Witajcie na spotkaniu Klubu Komiksowego, którego prezesem jest Superkot we własnej osobie, czyli Kocio Pecio, natomiast wiceprzewodniczącą klubu jest kijanka Ada (ku niezadowoleniu innych członków). Na spotkaniach klubu przed uczestnikami stoi trudne zadanie- mają stworzyć własny komiks. Na początku udaje się to tylko Ropuchowi Melvinowi, ponieważ inne osoby twierdzą, że nie potrafią tworzyć komiksów. Aby zachęcić ich do spróbowania swoich sił w klubie zostaje ogłoszony konkurs na najgorszy komiks. Wtedy staje się rzecz niesłychana- okazuje się, że każdy uczestnik klubu stworzył komiks pełen humoru i zwariowanych sytuacji. Nie do końca podoba się to tatusiowi jednej z uczestniczek, który chciałby, aby dzieci pisały komiksy pouczające i "normalne". 




Jeśli mieliście już do czynienia z "Dogmanem" to na pewno doskonale wiecie, że komiksy Dava Pilkey charakteryzują się ogromną dawką humoru i treścią pełną różnych "głupotek". To komiksy nastawione na rozrywkę, pokazujące różne śmieszne historyjki i żarty, które niekoniecznie mogą podobać się dorosłym, za to u dzieci wywołują one ataki śmiechu.
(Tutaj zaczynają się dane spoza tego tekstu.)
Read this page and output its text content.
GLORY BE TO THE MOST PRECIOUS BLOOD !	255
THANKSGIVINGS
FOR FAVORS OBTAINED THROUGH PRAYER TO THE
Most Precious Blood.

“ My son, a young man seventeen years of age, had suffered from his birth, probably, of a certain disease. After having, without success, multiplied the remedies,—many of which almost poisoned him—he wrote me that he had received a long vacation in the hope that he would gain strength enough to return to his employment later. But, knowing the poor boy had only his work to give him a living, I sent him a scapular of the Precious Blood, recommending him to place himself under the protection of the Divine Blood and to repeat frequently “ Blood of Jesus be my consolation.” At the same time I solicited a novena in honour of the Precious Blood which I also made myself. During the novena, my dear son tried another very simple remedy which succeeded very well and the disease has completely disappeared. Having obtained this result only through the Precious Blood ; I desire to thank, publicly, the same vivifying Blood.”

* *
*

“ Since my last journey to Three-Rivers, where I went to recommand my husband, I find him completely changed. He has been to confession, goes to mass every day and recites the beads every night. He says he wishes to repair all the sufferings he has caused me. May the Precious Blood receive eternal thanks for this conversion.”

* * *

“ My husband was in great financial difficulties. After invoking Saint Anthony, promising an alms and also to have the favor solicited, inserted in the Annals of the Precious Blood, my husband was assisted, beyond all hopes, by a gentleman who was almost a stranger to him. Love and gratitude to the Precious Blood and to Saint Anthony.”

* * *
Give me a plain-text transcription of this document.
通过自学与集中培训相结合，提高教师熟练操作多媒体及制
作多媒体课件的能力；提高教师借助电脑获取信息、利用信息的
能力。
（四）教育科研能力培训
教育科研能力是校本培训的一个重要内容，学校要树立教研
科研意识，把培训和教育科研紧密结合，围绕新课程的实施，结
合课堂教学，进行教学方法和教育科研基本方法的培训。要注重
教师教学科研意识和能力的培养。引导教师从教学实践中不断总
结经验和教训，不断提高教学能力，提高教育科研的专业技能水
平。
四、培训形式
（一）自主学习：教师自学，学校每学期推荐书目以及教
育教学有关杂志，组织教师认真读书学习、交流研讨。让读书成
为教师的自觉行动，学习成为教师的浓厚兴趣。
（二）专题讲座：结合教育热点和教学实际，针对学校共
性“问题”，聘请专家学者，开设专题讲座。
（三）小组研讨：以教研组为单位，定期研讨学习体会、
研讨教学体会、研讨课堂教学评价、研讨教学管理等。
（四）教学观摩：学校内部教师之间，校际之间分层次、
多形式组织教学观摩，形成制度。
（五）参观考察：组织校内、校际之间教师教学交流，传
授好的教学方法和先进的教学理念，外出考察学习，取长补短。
I wcale nie jest to przesadzony opis- przy tych książkach dzieci naprawdę śmieją się na głos (sprawdzone na własnym potomstwie!). W komiksie o "Superkocie" dodatkowo oprócz głównej historii mamy w środku, krótkie komiksy, których autorami są uczestnicy klubu. Do złudzenia przypominają one komiksy, które autentycznie mogłyby zostać narysowane przez dzieci, co według mnie jest bardzo fajne i inspirujące dla młodych czytelników. Myślę, że niejedno dziecko po przeczytaniu tej książki spróbuje własnych sił w tworzeniu komiksowych historyjek. 




Jeśli nie macie pomysłu, jak zachęcić dzieci do czytania, to bardzo prostą metodą jest zaproponowanie właśnie takich lekkich, śmiesznych książek. Może nie jest to literatura wielkich lotów, za to genialny sposób na to, aby pokazać dzieciom, że książki nie są nudne i mogą dostarczać naprawdę świetnej rozrywki. Moim motto jeśli chodzi o czytanie książek przez moje dzieci jest- niech czytają to, co lubią i co im sprawia przyjemność. Wierzę, że jeśli dzieci pokochają czytanie nawet na podstawie takich "głupotek", to z czasem zaczną sięgać po ambitniejsze tytuły. Jeśli widzę, że książka wywołuje u dzieciaków radość i uśmiech, to zdecydowanie jestem na tak, nawet jeśli znajdują się w niej żarty o kupie;) 

Komiks kupicie między innymi na stronie wydawnictwa Jaguar. 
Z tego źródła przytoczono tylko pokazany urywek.